XenServer - XenServer is an enterprise-class, cloud-proven, virtualization platform that delivers all of the critical features needed for any server and datacenter virtualization implementation.
XenProject -
See this table for a list of features across differing versions of their hypervisor : http://wiki.xenproject.org/wiki/Xen_Release_Features
XenProject Hypervisor's getting started : http://wiki.xenproject.org/wiki/Getting_Started
The recommended way for most people to get Xen Project is to install
via your distribution wherever possible. There are many distros which
have good support for Xen Project included right out of the box....

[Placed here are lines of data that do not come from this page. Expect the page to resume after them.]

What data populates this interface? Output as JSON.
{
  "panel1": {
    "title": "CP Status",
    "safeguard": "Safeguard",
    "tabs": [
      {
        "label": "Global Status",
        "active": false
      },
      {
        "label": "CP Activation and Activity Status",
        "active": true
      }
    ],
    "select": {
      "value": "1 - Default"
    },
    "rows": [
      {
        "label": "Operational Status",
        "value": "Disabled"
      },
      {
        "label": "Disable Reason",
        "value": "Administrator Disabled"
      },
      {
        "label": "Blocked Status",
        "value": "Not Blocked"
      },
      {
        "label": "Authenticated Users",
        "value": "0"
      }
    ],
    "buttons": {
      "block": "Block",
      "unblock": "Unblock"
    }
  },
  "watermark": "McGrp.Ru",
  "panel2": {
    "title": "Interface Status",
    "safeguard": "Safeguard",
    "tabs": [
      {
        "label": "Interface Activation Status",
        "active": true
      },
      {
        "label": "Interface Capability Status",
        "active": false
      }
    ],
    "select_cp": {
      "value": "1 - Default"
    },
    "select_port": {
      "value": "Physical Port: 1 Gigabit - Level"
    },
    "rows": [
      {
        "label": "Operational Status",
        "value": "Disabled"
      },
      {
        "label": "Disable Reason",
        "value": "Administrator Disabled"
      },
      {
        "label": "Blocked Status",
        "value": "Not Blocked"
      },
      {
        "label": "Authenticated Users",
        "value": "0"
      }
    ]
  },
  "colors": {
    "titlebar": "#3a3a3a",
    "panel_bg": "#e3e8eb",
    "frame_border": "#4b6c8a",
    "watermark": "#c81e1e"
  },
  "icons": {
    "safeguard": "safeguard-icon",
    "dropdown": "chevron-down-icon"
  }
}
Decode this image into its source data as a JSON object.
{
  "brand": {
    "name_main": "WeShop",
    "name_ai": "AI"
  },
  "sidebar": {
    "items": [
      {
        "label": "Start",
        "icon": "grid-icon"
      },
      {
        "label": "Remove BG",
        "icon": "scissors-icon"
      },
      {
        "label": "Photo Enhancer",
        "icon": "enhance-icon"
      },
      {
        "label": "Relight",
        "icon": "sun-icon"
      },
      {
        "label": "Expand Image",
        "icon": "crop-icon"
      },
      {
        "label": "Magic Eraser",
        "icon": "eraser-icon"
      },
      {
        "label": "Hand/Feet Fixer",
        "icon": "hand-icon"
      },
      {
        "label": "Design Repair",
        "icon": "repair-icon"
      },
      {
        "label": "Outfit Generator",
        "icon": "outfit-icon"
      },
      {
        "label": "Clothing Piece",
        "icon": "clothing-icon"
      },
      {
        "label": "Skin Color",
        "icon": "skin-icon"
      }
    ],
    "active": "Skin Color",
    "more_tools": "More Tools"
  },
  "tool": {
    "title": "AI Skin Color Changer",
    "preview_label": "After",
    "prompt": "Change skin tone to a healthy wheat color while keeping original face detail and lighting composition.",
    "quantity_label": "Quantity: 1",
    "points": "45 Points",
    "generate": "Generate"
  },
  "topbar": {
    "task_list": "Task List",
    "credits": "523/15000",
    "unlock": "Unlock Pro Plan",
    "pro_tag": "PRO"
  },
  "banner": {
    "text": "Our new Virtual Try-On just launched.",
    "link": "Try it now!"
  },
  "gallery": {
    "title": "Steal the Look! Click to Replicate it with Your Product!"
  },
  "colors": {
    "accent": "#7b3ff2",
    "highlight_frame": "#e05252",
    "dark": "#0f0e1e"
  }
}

Different people say differing things.. is XenProject Baremetal?
From : http://www.webhostingtalk.com/showpost.php?p=8374801&postcount=23
In the case of two commonly used bare metal hypervisors (VMWare and
Hyper-V), these are special cases in which both the hypervisor and the
special management O/S are provided by the same company. In this case,
since the same company provides the entire "stack", they can offer an
ISO that installs the lot.
Xen is different - as a previous posted mentioned, it's a "project"
rather than a "product" - I'm not sure you understood the point that
was being made. Xen is the hypervisor and a set of management tools
that run within the special guest O/S (which Xen refers to as "dom0"),
but Xen themselves do not supply that operating system themselves. I
think there are two reasons for this - 1) There are many other
suitable operating systems already in existence, so why re-invent the
wheel? and 2) Different people will have different preferences as to
which operating system they prefer, so why force them into a single
option when you can provide choice?
So, what makes Xen different from other bare metal hypervisors:
Pros:
- You have a choice of different operating systems to run for the management layer. This allows people with expertise in various O/S's
to choose the most appropriate one and allow them to fine-tune it as
appropriate.
- This allows Xen to focus on doing a single thing - building a hypervisor and associated tools, without being distracted by building
a custom O/S to run with it.
Cons:
- There is no single vendor or pre-packaged solution/product that you get with VMWare or Hyper-V. In theory, someone could package up a
linux or BSD distro with all the Xen tools into an installable ISO,
but the question would be - which O/S and why? Then you'd also have
the issue that you'd be combining different packages/distros that may
have different licencing or distribution rights, different update
mechanisms etc. So, while it's possible to build an installable ISO,
it's probably more hassle than it's worth.
So, in summary - if you want a pre-packaged solution that you can
install "with my eyes closed" - Xen is probably not your best choice.
However, if you want something that can be extensively
customised/tweaked and finely tuned then Xen is probably a better
choice than VMWare or Hyper-V.
Hope all this makes sense.
In the end do you want to administer Xen Hypervisor with a certain privileged OS? or let Citrix pick for you and get Xen Server?